Mit seiner fast überheblich großen Installation »Hope House« fällt der britische Künstler Simon Fujiwara nicht mit der Tür, sondern mit dem Haus ins Haus. In diesem Fall ins Kunsthaus Bregenz, in welches er seine Rekonstruktion des Amsterdamer Anne Frank Hauses in nur drei Wochen hineinbaute.
Damit hat sich das Kunsthaus Bregenz, nicht nur logistisch, einiges zugetraut. Thomas D. Trummer, Direktor des KUB, bezeichnet das »Hope House« gar als eine der gewagtesten Aktionen bisher. Während in unserer Gesellschaft der Hausbau als fest eingemauertes Zeichen des Erwachsenseins von einer Generation an die nächste weitergegeben wird, nützt Fujiwara sein »Hope House« als Spielwiese für seine eigenen komplexen Gedankengänge.
Wer glaubt, hier in ein Werk einzutreten, das auf authentische Weise Geschichte abzubilden versucht, der irrt sich. Worum es Fujiwara geht, ist Versatzstücke seiner eigenen künstlerischen Gegenwart, einer allgemeinen Gegenwart und der Vergangenheit auf drei Stockwerken übereinander zu schichten. Den Rahmen dafür bildet die Kopie einer Kopie, denn Fujiwaras Installation versucht nicht das Haus der Anne Frank real zu reproduzieren, sondern die Amsterdamer Rekonstruktion zu rekonstruieren. Für jede bzw. jeden der BesucherInnen ist es daher ein Erstbezug des Hauses, schließlich sind deren Bezugspunkte genauso vielfältig und individuell wie sie selbst.

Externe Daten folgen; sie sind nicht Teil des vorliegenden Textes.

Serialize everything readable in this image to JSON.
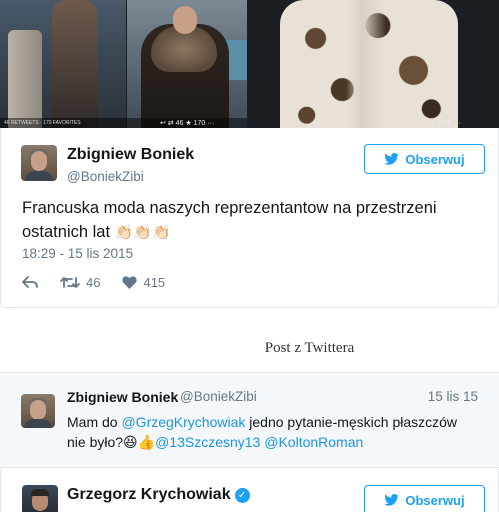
{
  "photo_strip": {
    "stats_left": "46 RETWEETS · 170 FAVORITES",
    "stats_mid": "↩  ⇄ 46 ★ 170 ···",
    "stats_right": "↩  ⇄  ★  ···"
  },
  "tweet": {
    "author_name": "Zbigniew Boniek",
    "author_handle": "@BoniekZibi",
    "follow_label": "Obserwuj",
    "text": "Francuska moda naszych reprezentantow na przestrzeni ostatnich lat",
    "emoji": [
      "👏🏻",
      "👏🏻",
      "👏🏻"
    ],
    "timestamp": "18:29 - 15 lis 2015",
    "retweets": "46",
    "likes": "415"
  },
  "caption": "Post z Twittera",
  "reply": {
    "author_name": "Zbigniew Boniek",
    "author_handle": "@BoniekZibi",
    "date": "15 lis 15",
    "text_before": "Mam do ",
    "mention_1": "@GrzegKrychowiak",
    "text_middle": " jedno pytanie-męskich płaszczów nie było?",
    "emoji": "😆👍",
    "mention_2": "@13Szczesny13",
    "mention_3": "@KoltonRoman"
  },
  "next_tweet": {
    "author_name": "Grzegorz Krychowiak",
    "verified": "✓",
    "follow_label": "Obserwuj"
  },
  "colors": {
    "accent": "#1da1f2",
    "muted": "#657786",
    "text": "#14171a",
    "reply_bg": "#f5f8fa"
  }
}
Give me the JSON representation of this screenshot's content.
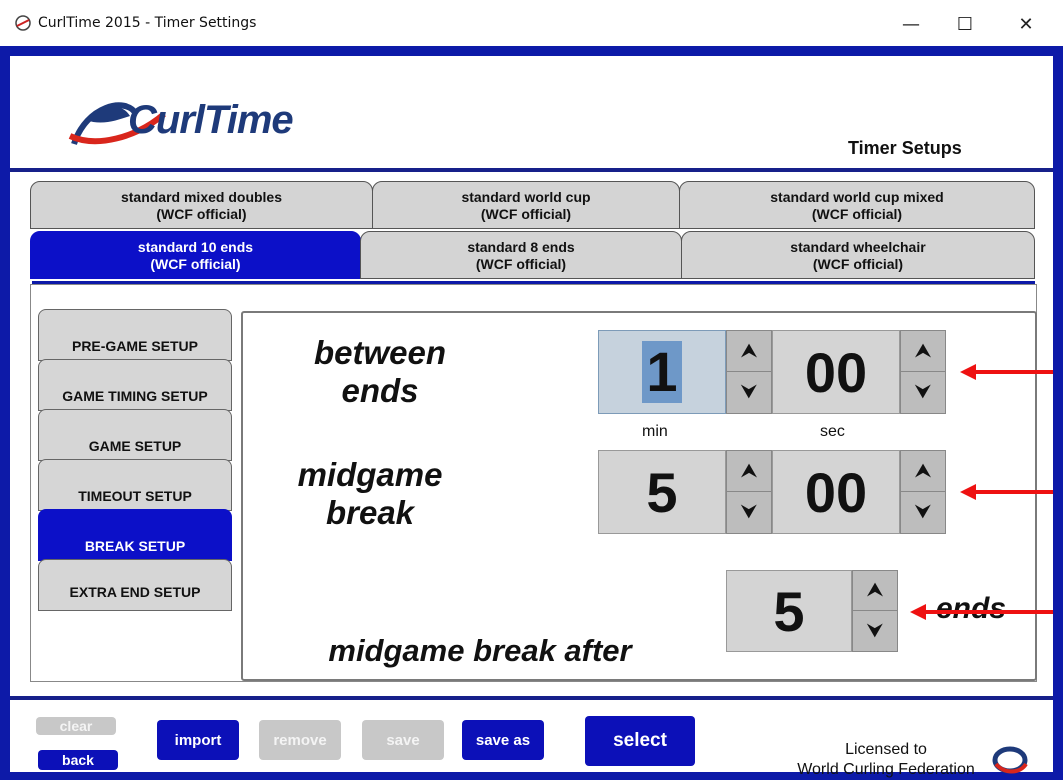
{
  "window": {
    "title": "CurlTime 2015 - Timer Settings",
    "minimize": "—",
    "maximize": "☐",
    "close": "✕"
  },
  "header": {
    "logo_text": "CurlTime",
    "title": "Timer Setups"
  },
  "tabs": [
    {
      "line1": "standard mixed doubles",
      "line2": "(WCF official)"
    },
    {
      "line1": "standard world cup",
      "line2": "(WCF official)"
    },
    {
      "line1": "standard world cup mixed",
      "line2": "(WCF official)"
    },
    {
      "line1": "standard 10 ends",
      "line2": "(WCF official)",
      "active": true
    },
    {
      "line1": "standard 8 ends",
      "line2": "(WCF official)"
    },
    {
      "line1": "standard wheelchair",
      "line2": "(WCF official)"
    }
  ],
  "side_nav": [
    {
      "label": "PRE-GAME SETUP"
    },
    {
      "label": "GAME TIMING SETUP"
    },
    {
      "label": "GAME SETUP"
    },
    {
      "label": "TIMEOUT SETUP"
    },
    {
      "label": "BREAK SETUP",
      "active": true
    },
    {
      "label": "EXTRA END SETUP"
    }
  ],
  "between_ends": {
    "label_line1": "between",
    "label_line2": "ends",
    "min": "1",
    "sec": "00"
  },
  "units": {
    "min": "min",
    "sec": "sec"
  },
  "midgame_break": {
    "label_line1": "midgame",
    "label_line2": "break",
    "min": "5",
    "sec": "00"
  },
  "midgame_after": {
    "label": "midgame break after",
    "value": "5",
    "unit": "ends"
  },
  "spinner": {
    "up": "⮝",
    "down": "⮟"
  },
  "buttons": {
    "clear": "clear",
    "back": "back",
    "import": "import",
    "remove": "remove",
    "save": "save",
    "save_as": "save as",
    "select": "select"
  },
  "license": {
    "line1": "Licensed to",
    "line2": "World Curling Federation"
  },
  "colors": {
    "frame_blue": "#0d1aa8",
    "active_blue": "#0c10c8",
    "arrow_red": "#ee1111"
  }
}
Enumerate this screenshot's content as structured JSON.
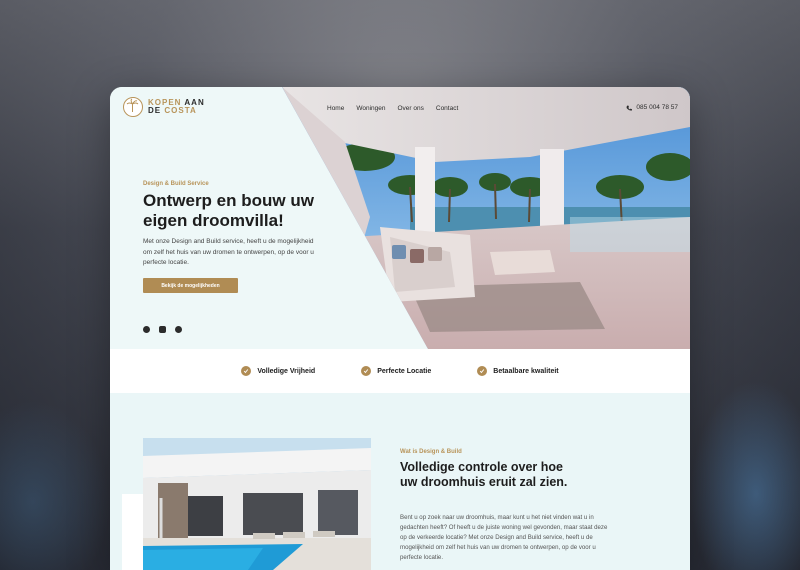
{
  "brand": {
    "line1_light": "KOPEN",
    "line1_dark": "AAN",
    "line2_dark": "DE",
    "line2_light": "COSTA",
    "accent_color": "#b8945a"
  },
  "nav": {
    "items": [
      {
        "label": "Home"
      },
      {
        "label": "Woningen"
      },
      {
        "label": "Over ons"
      },
      {
        "label": "Contact"
      }
    ],
    "phone": "085 004 78 57",
    "phone_icon": "phone-icon"
  },
  "hero": {
    "eyebrow": "Design & Build Service",
    "title": "Ontwerp en bouw uw eigen droomvilla!",
    "text": "Met onze Design and Build service, heeft u de mogelijkheid om zelf het huis van uw dromen te ontwerpen, op de voor u perfecte locatie.",
    "cta_label": "Bekijk de mogelijkheden",
    "socials": [
      "facebook-icon",
      "instagram-icon",
      "whatsapp-icon"
    ]
  },
  "features": [
    {
      "label": "Volledige Vrijheid",
      "icon": "check-circle-icon"
    },
    {
      "label": "Perfecte Locatie",
      "icon": "check-circle-icon"
    },
    {
      "label": "Betaalbare kwaliteit",
      "icon": "check-circle-icon"
    }
  ],
  "about": {
    "eyebrow": "Wat is Design & Build",
    "title": "Volledige controle over hoe uw droomhuis eruit zal zien.",
    "text": "Bent u op zoek naar uw droomhuis, maar kunt u het niet vinden wat u in gedachten heeft? Of heeft u de juiste woning wel gevonden, maar staat deze op de verkeerde locatie? Met onze Design and Build service, heeft u de mogelijkheid om zelf het huis van uw dromen te ontwerpen, op de voor u perfecte locatie."
  }
}
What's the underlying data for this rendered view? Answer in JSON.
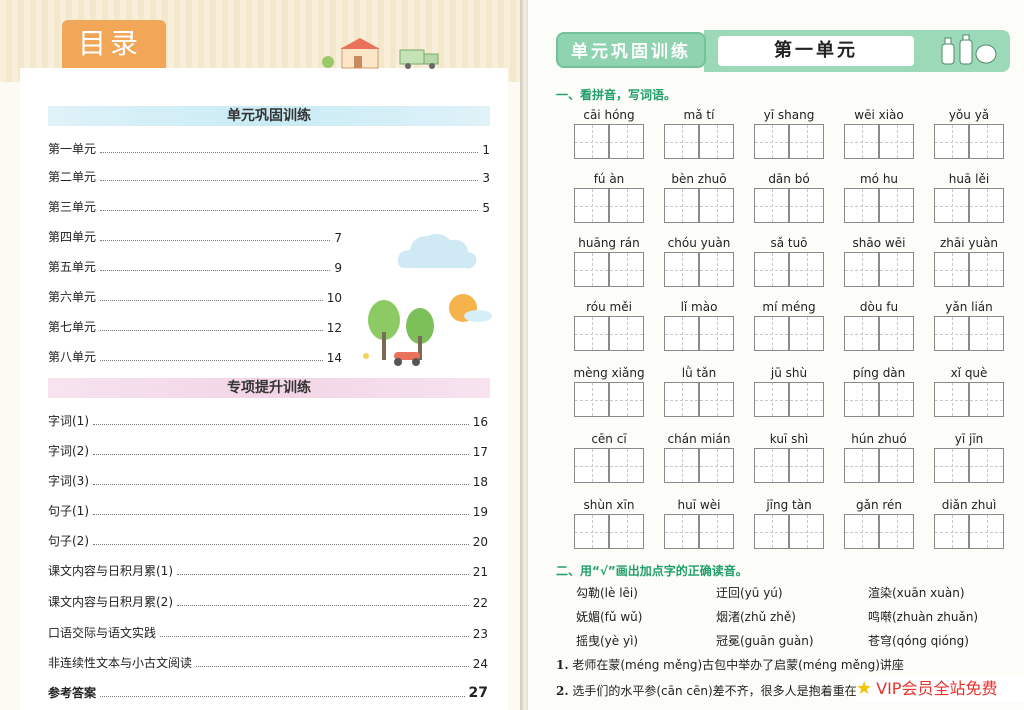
{
  "toc": {
    "tab_title": "目录",
    "section1": {
      "title": "单元巩固训练",
      "items": [
        {
          "label": "第一单元",
          "page": "1"
        },
        {
          "label": "第二单元",
          "page": "3"
        },
        {
          "label": "第三单元",
          "page": "5"
        },
        {
          "label": "第四单元",
          "page": "7"
        },
        {
          "label": "第五单元",
          "page": "9"
        },
        {
          "label": "第六单元",
          "page": "10"
        },
        {
          "label": "第七单元",
          "page": "12"
        },
        {
          "label": "第八单元",
          "page": "14"
        }
      ]
    },
    "section2": {
      "title": "专项提升训练",
      "items": [
        {
          "label": "字词(1)",
          "page": "16"
        },
        {
          "label": "字词(2)",
          "page": "17"
        },
        {
          "label": "字词(3)",
          "page": "18"
        },
        {
          "label": "句子(1)",
          "page": "19"
        },
        {
          "label": "句子(2)",
          "page": "20"
        },
        {
          "label": "课文内容与日积月累(1)",
          "page": "21"
        },
        {
          "label": "课文内容与日积月累(2)",
          "page": "22"
        },
        {
          "label": "口语交际与语文实践",
          "page": "23"
        },
        {
          "label": "非连续性文本与小古文阅读",
          "page": "24"
        }
      ]
    },
    "answers": {
      "label": "参考答案",
      "page": "27"
    }
  },
  "exercise": {
    "header_label": "单元巩固训练",
    "unit_title": "第一单元",
    "q1_title": "一、看拼音，写词语。",
    "pinyin": [
      "cāi hóng",
      "mǎ tí",
      "yī shang",
      "wēi xiào",
      "yǒu yǎ",
      "fú àn",
      "bèn zhuō",
      "dān bó",
      "mó hu",
      "huā lěi",
      "huāng rán",
      "chóu yuàn",
      "sǎ tuō",
      "shāo wēi",
      "zhāi yuàn",
      "róu měi",
      "lǐ mào",
      "mí méng",
      "dòu fu",
      "yǎn lián",
      "mèng xiǎng",
      "lǜ tǎn",
      "jū shù",
      "píng dàn",
      "xǐ què",
      "cēn cī",
      "chán mián",
      "kuī shì",
      "hún zhuó",
      "yī jīn",
      "shùn xīn",
      "huī wèi",
      "jīng tàn",
      "gǎn rén",
      "diǎn zhuì"
    ],
    "q2_title": "二、用“√”画出加点字的正确读音。",
    "choices": [
      "勾勒(lè  lēi)",
      "迂回(yū  yú)",
      "渲染(xuān  xuàn)",
      "妩媚(fǔ  wǔ)",
      "烟渚(zhǔ  zhě)",
      "鸣啭(zhuàn  zhuǎn)",
      "摇曳(yè  yì)",
      "冠冕(guān  guàn)",
      "苍穹(qóng  qióng)"
    ],
    "sentences": [
      {
        "num": "1.",
        "text": "老师在蒙(méng  měng)古包中举办了启蒙(méng  měng)讲座"
      },
      {
        "num": "2.",
        "text": "选手们的水平参(cān  cēn)差不齐，很多人是抱着重在参"
      }
    ]
  },
  "overlay": {
    "vip_text": "VIP会员全站免费"
  },
  "colors": {
    "toc_tab": "#f2a657",
    "exercise_green": "#23a06a",
    "header_green": "#9bd9b8",
    "vip_red": "#e6322d"
  }
}
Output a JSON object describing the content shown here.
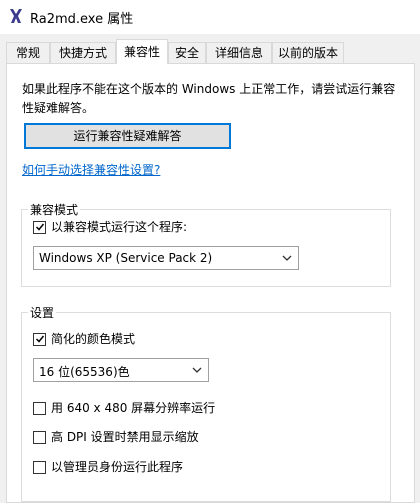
{
  "window": {
    "title": "Ra2md.exe 属性",
    "icon": "app-icon"
  },
  "tabs": [
    {
      "label": "常规",
      "active": false
    },
    {
      "label": "快捷方式",
      "active": false
    },
    {
      "label": "兼容性",
      "active": true
    },
    {
      "label": "安全",
      "active": false
    },
    {
      "label": "详细信息",
      "active": false
    },
    {
      "label": "以前的版本",
      "active": false
    }
  ],
  "intro": "如果此程序不能在这个版本的 Windows 上正常工作，请尝试运行兼容性疑难解答。",
  "troubleshoot_button": "运行兼容性疑难解答",
  "manual_link": "如何手动选择兼容性设置?",
  "compat_mode": {
    "label": "兼容模式",
    "checkbox_label": "以兼容模式运行这个程序:",
    "checked": true,
    "selected_os": "Windows XP (Service Pack 2)"
  },
  "settings": {
    "label": "设置",
    "reduced_color": {
      "label": "简化的颜色模式",
      "checked": true
    },
    "color_depth": "16 位(65536)色",
    "run_640": {
      "label": "用 640 x 480 屏幕分辨率运行",
      "checked": false
    },
    "high_dpi": {
      "label": "高 DPI 设置时禁用显示缩放",
      "checked": false
    },
    "run_admin": {
      "label": "以管理员身份运行此程序",
      "checked": false
    }
  },
  "colors": {
    "accent": "#0078d7",
    "link": "#0066cc"
  }
}
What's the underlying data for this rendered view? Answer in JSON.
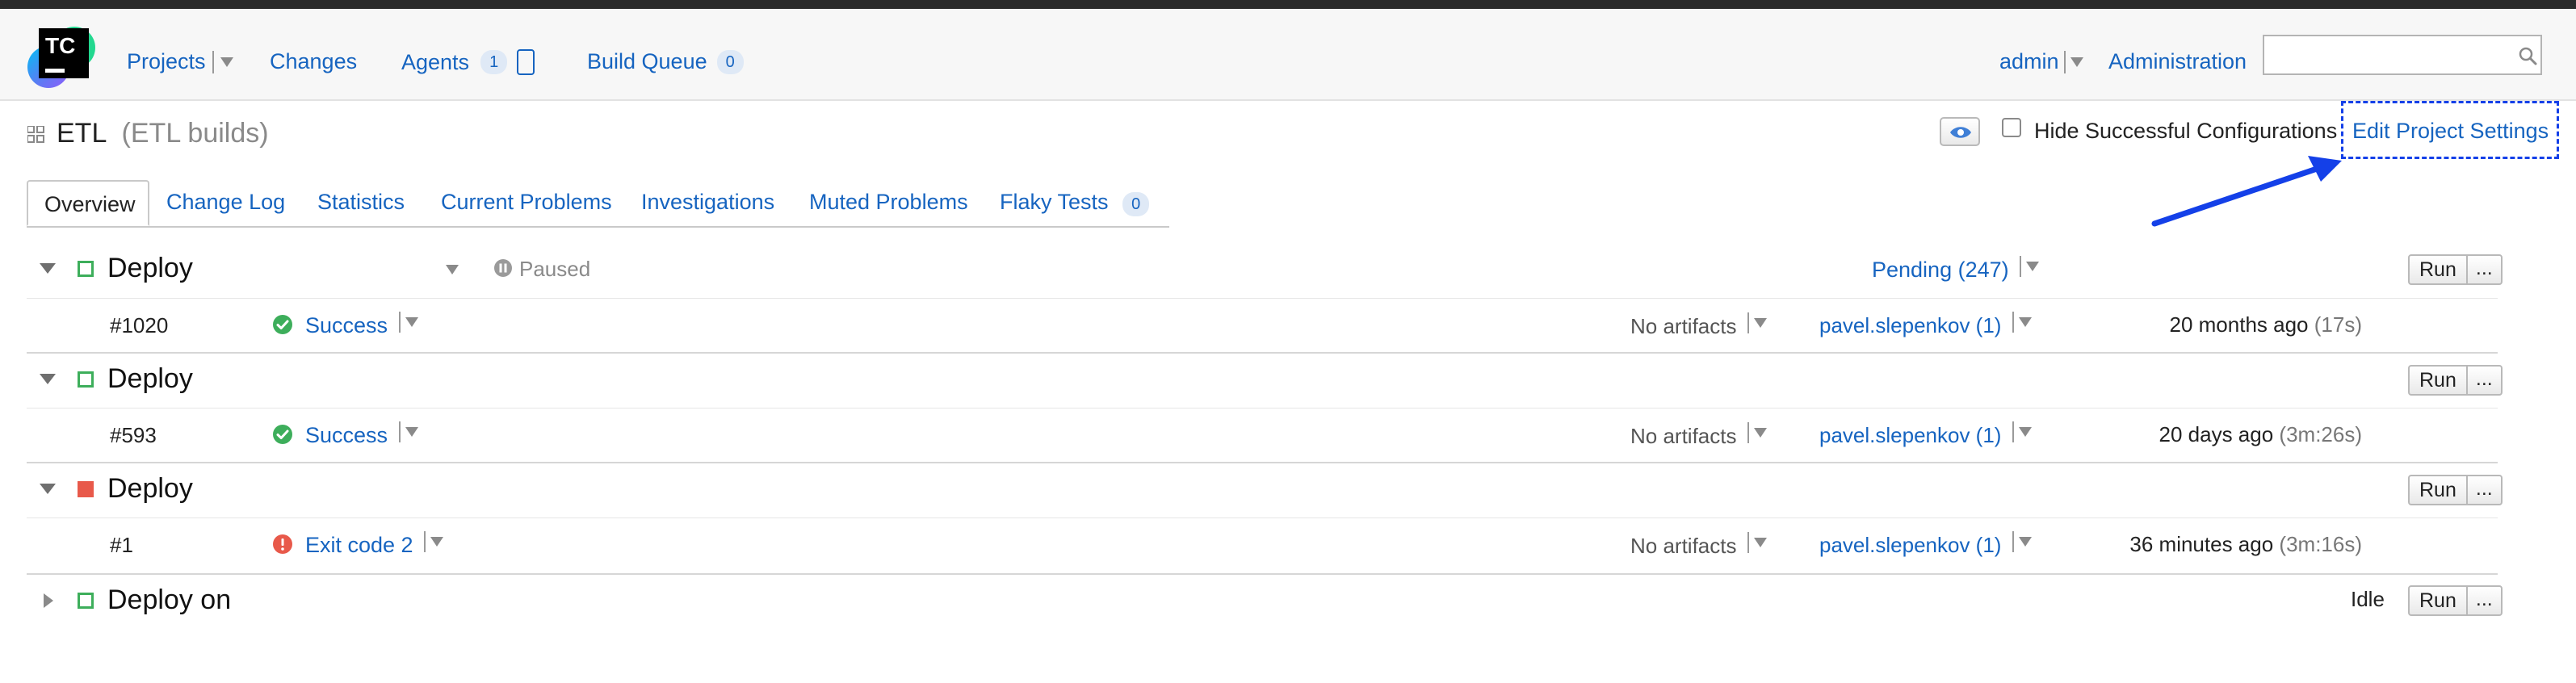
{
  "header": {
    "logo_text": "TC",
    "nav": {
      "projects": "Projects",
      "changes": "Changes",
      "agents": "Agents",
      "agents_count": "1",
      "build_queue": "Build Queue",
      "build_queue_count": "0"
    },
    "user": "admin",
    "administration": "Administration",
    "search_placeholder": ""
  },
  "project": {
    "name": "ETL",
    "description": "(ETL builds)",
    "hide_successful_label": "Hide Successful Configurations",
    "edit_settings": "Edit Project Settings"
  },
  "tabs": [
    {
      "label": "Overview"
    },
    {
      "label": "Change Log"
    },
    {
      "label": "Statistics"
    },
    {
      "label": "Current Problems"
    },
    {
      "label": "Investigations"
    },
    {
      "label": "Muted Problems"
    },
    {
      "label": "Flaky Tests",
      "count": "0"
    }
  ],
  "configs": [
    {
      "name": "Deploy",
      "paused": "Paused",
      "pending": "Pending (247)",
      "run": "Run",
      "more": "...",
      "build": {
        "number": "#1020",
        "status": "Success",
        "artifacts": "No artifacts",
        "user": "pavel.slepenkov (1)",
        "time": "20 months ago",
        "duration": "(17s)"
      }
    },
    {
      "name": "Deploy",
      "run": "Run",
      "more": "...",
      "build": {
        "number": "#593",
        "status": "Success",
        "artifacts": "No artifacts",
        "user": "pavel.slepenkov (1)",
        "time": "20 days ago",
        "duration": "(3m:26s)"
      }
    },
    {
      "name": "Deploy",
      "run": "Run",
      "more": "...",
      "build": {
        "number": "#1",
        "status": "Exit code 2",
        "artifacts": "No artifacts",
        "user": "pavel.slepenkov (1)",
        "time": "36 minutes ago",
        "duration": "(3m:16s)"
      }
    },
    {
      "name": "Deploy on",
      "idle": "Idle",
      "run": "Run",
      "more": "..."
    }
  ],
  "colors": {
    "link": "#1664c0",
    "success": "#3dae5b",
    "failure": "#e8594a",
    "annotation": "#1440e8"
  }
}
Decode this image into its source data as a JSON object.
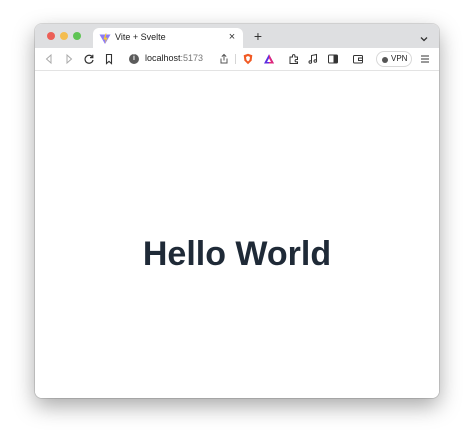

Neben einer Reproduktion des Bücherschranks der Familie Frank finden sich Kunstwerke Fujiwaras, aber auch alltägliche Gegenstände und Artefakte, wie ein Schreibtisch, Polster und über den Holzfußboden verstreutes Katzenfutter. Es ist nicht die authentische Erfahrung von Geschichte, welche die BesucherInnen hier erwartet, sondern eine Erfahrung, die sie sich selbst, durch ihren Besuch im Kunsthaus, erst aneignen und zusammenstückeln müssen. Und die sie dann, wie ein Souvenir, mit nach Hause nehmen können. Quasi ein Gegenentwurf zum beliebten Souvenir, das es im Anne Frank Haus in der Prinsengracht zu kaufen gibt – einem Bastelbausatz des Hauses, das dem Künstler ebenfalls als Modell für sein Projekt diente.
Verkaufte Unwahrheit
Ausgehend von seinen eigenen Erfahrungen im Anne Frank Haus und dem dort erhältlichen kleinen Bastelbausatz geht es Fujiwara auch um die Frage nach der Vermarktbarkeit von Geschichte und dem damit verbundenen Ausstellen des Kapitalismus. Gleichzeitig stellt er damit seine eigenen Kunstwerke und somit auch ein wenig sich selbst aus. Auf genau solche Widersprüche ist das »Hope House« gegründet und versucht damit erst gar nicht historischen Eindruck zu erzeugen, sondern konfrontiert die BesucherInnen mit der Unmöglichkeit, das vollkommen losgelöst von subjektiver Wahrnehmung und Vermarktungsstrategien zu tun. Am Ende werden sie sich irgendwo zwischen gefühlter Wahrheit und verkaufter Unwahrheit wiederfinden und mehr über sich selbst als über das Leben der Anne Frank erfahren haben.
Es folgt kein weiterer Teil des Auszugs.